Cheating In Online Courses—What Does It Mean?
Digital utopians, take note:
“Students taking free online courses offered by the startup company Coursera have reported dozens of incidents of plagiarism, even though the courses bear no academic credit. This week a professor leading one of the so-called Massive Open Online Courses posted a plea to his 39,000 students to stop plagiarizing, and Coursera’s leaders say they will review the issue and consider adding plagiarism-detection software in the future.
In recent weeks, students in at least three Coursera humanities courses have complained of plagiarized assignments by other students. The courses use peer grading, so each student is asked to grade and offer comments on the work of fellow students.
‘I just graded my second batch of peer essays and was saddened to find one of them was lifted from Wikipedia,’ wrote one student in the discussion forums for the course, ‘Fantasy and Science Fiction.’
Many students in the discussion expressed surprise that their peers would resort to fraudulent behavior in a noncredit course. Students who complete a course can get a certificate attesting to that accomplishment, but so far the courses do not count for credit at any university.
Still, some students argued that even in noncredit situations, stamping out plagiarism is important. “This cheating hurts everyone who is trying to take part in this class and learn with integrity,” wrote one student in the discussion forums.
. . . A professor teaching a Coursera course about the history of the Internet, Charles Severance, wrote to his students this month about plagiarism as well, after several students reported in the forums that they had seen it in assignments they graded.

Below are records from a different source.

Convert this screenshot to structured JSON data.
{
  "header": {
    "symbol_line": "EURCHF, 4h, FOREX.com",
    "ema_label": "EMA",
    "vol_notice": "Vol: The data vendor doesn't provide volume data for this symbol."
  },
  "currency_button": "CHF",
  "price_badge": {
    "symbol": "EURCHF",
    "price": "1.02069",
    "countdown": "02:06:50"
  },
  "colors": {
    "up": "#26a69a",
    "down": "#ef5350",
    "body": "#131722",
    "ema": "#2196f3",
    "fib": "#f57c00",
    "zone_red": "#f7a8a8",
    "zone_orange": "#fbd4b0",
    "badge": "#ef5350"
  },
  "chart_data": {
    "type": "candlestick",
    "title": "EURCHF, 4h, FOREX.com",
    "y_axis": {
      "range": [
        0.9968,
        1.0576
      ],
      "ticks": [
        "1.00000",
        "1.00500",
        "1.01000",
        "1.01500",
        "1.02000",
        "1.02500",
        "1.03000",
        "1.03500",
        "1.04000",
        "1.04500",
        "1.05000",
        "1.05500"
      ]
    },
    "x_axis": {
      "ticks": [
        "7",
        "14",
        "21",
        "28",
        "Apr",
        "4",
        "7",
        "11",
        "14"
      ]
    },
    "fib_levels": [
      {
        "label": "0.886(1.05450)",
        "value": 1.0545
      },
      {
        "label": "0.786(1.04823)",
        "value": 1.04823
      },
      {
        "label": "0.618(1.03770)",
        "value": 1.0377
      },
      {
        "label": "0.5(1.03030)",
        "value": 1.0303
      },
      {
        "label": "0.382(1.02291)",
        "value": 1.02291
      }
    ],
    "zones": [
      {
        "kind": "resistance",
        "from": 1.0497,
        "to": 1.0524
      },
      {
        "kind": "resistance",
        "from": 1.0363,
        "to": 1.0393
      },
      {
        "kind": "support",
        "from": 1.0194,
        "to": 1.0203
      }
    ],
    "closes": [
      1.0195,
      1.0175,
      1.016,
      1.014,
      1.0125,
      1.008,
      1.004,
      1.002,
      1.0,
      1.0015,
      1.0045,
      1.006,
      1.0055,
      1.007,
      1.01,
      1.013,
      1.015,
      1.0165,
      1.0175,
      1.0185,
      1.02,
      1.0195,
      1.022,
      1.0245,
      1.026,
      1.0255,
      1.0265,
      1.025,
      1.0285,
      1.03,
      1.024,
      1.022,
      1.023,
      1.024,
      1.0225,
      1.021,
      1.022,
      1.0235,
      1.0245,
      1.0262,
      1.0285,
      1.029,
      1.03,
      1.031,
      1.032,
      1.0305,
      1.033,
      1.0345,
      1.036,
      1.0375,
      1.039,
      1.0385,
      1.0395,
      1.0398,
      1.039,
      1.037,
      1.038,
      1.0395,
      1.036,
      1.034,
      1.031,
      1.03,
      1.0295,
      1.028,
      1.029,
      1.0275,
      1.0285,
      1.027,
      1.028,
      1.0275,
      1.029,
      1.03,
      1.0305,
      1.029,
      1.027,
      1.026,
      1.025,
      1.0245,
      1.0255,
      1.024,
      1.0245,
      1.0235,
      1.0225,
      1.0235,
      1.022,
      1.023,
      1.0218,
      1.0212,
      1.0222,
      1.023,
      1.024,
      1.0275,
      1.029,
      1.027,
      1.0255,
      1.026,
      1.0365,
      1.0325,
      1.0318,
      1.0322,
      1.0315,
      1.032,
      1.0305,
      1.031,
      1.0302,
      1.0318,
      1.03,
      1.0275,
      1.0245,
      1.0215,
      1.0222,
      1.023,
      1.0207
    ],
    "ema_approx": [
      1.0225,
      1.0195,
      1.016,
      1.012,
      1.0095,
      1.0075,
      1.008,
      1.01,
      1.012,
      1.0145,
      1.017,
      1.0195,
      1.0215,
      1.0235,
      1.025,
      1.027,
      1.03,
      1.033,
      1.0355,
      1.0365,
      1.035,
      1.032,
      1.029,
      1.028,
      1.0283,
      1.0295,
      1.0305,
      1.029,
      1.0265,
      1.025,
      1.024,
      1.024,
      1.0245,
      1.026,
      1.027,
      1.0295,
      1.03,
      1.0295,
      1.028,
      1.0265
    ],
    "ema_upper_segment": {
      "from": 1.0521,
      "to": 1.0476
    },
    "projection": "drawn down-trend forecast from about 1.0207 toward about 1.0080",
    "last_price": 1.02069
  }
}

‘If you see/suspect plagiarism—be kind and keep any of your comments about plagiarism short and to the point—do not criticize or flame the person—make sure your comments will help someone learn,’ he told them.
‘If we really are trying to teach the world, including people from other cultures, we have to take a responsibility to educate people about plagiarism, not just vaporize people for it,’ said Mr. Severance, who is also a clinical associate professor of information at Michigan, in an interview on Wednesday.” Read more here.
Part of me thinks that this is just the necessary growing pains of a new medium—online teaching—and that these kinks will be worked out with time. And part of me thinks that “trying to teach the world” is simply too fanciful a goal for this medium, and that we should be realistic about the inherent limits of this model (for example, I suspect that having students grade other students will always be problematic). What do you think?